Tuesday, March 1, 2016

Threepenny Opera at the University of Minnesota

Threepenny Opera opened last weekend at the University of Minnesota Department of Theatre Arts and Dance. It's an ambitious and interesting production, but not one that totally worked for me.

I'm no student of world drama, but I understand that the musical by Bertolt Brecht and Kurt Weill, an adaptation of John Gay's The Beggar's Opera, is meant to touch your brain, not your heart. Brecht's Verfremdungseffektsometimes translated as the alienation effect, intentionally creates a distance that prevents the audience from sympathizing with the characters. And the characters in Threepenny are definitely hard to like, from murderers and thieves to crooked cops and mercenary women.

This production uses the English translation of the dialogue by Robert Macdonald with English translation of the lyrics by Jeremy Sams, a version first produced at London's Donmar Warehouse in 1994. (This isn't the version that played in New York in 2006 starring Alan Cumming or the 1989 Broadway production that starred Sting.) Rather than the original setting of Victorian London, this script sets the story in the not-too-distant future. At the Donmar Warehouse, the setting was the time of Prince William's coronation as king. The University production refers to King Donald Trump and includes a mishmash of British and American references.

Photo: Dan Norman Photography.
The set includes arrays of television screens and projections showing news stories and advertisements that ranged from the 1950s through the 1960s. Mary C. Woll's costumes intentionally blur the time period references from the early 1900s to the unspecified future. There are some very intriguing individual costumes, but the total effect was discordant. Some of Kym Longhi's direction was interesting, but the stylized movements used by many of the characters didn't seem to have a purpose.

Is it possible for a Brecht production to be too alienating? I think it is. This version of the script is loaded with profanity that felt gratuitous. Before the show, actors in costume wander the aisles interacting with audience members, and carry the swearing into their banter. I don't think I'm prudish, but it felt overdone and a little "Look at us, we're edgy!"

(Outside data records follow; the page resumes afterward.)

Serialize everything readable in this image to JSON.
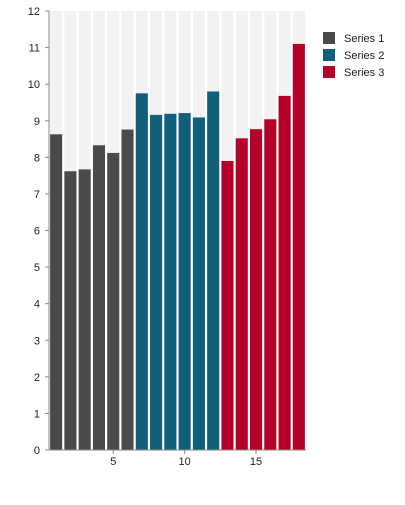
{
  "chart_data": {
    "type": "bar",
    "x": [
      1,
      2,
      3,
      4,
      5,
      6,
      7,
      8,
      9,
      10,
      11,
      12,
      13,
      14,
      15,
      16,
      17,
      18
    ],
    "series": [
      {
        "name": "Series 1",
        "color": "#4a4a4a",
        "x": [
          1,
          2,
          3,
          4,
          5,
          6
        ],
        "values": [
          8.63,
          7.62,
          7.67,
          8.33,
          8.12,
          8.76
        ]
      },
      {
        "name": "Series 2",
        "color": "#11607a",
        "x": [
          7,
          8,
          9,
          10,
          11,
          12
        ],
        "values": [
          9.75,
          9.16,
          9.19,
          9.21,
          9.09,
          9.8
        ]
      },
      {
        "name": "Series 3",
        "color": "#b5002a",
        "x": [
          13,
          14,
          15,
          16,
          17,
          18
        ],
        "values": [
          7.9,
          8.52,
          8.77,
          9.04,
          9.68,
          11.1
        ]
      }
    ],
    "ylim": [
      0,
      12
    ],
    "yticks": [
      "0",
      "1",
      "2",
      "3",
      "4",
      "5",
      "6",
      "7",
      "8",
      "9",
      "10",
      "11",
      "12"
    ],
    "xticks": [
      {
        "value": 5,
        "label": "5"
      },
      {
        "value": 10,
        "label": "10"
      },
      {
        "value": 15,
        "label": "15"
      }
    ],
    "title": "",
    "xlabel": "",
    "ylabel": "",
    "background_color": "#f2f2f2",
    "legend_position": "top-right"
  }
}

KRL getting artsy with the program.
All of these factors combined to put me off to the point that it was nearly 45 minutes into the show that I realized that the actors were actually doing a great job! The singing was lovely and the characters quite charismatic, but it was a little hard to see it at first through the layers of artifice. By the end of the show, I was trying to separate the actors' performances from the direction they were given, and found that I admired them all the more for shining through everything else.

In the end, the multiple levels of alienation resulted in me sympathizing with the people on stage - not the characters, but the actors who rose above their surroundings. Even though I didn't care for many of the choices the production makes, I'm sure a student of Brecht and Weill would find much to interest them in this less-familiar version of the show.

Side note: I have to say that one thing I admire in a play is when I'm still thinking about it when it's over. I had a lot to think about after the show, and read quite a bit about the play and its various versions in preparing to write this. It made me really consider the material and what it was I liked and didn't like and why. For a college production, that seems like a success.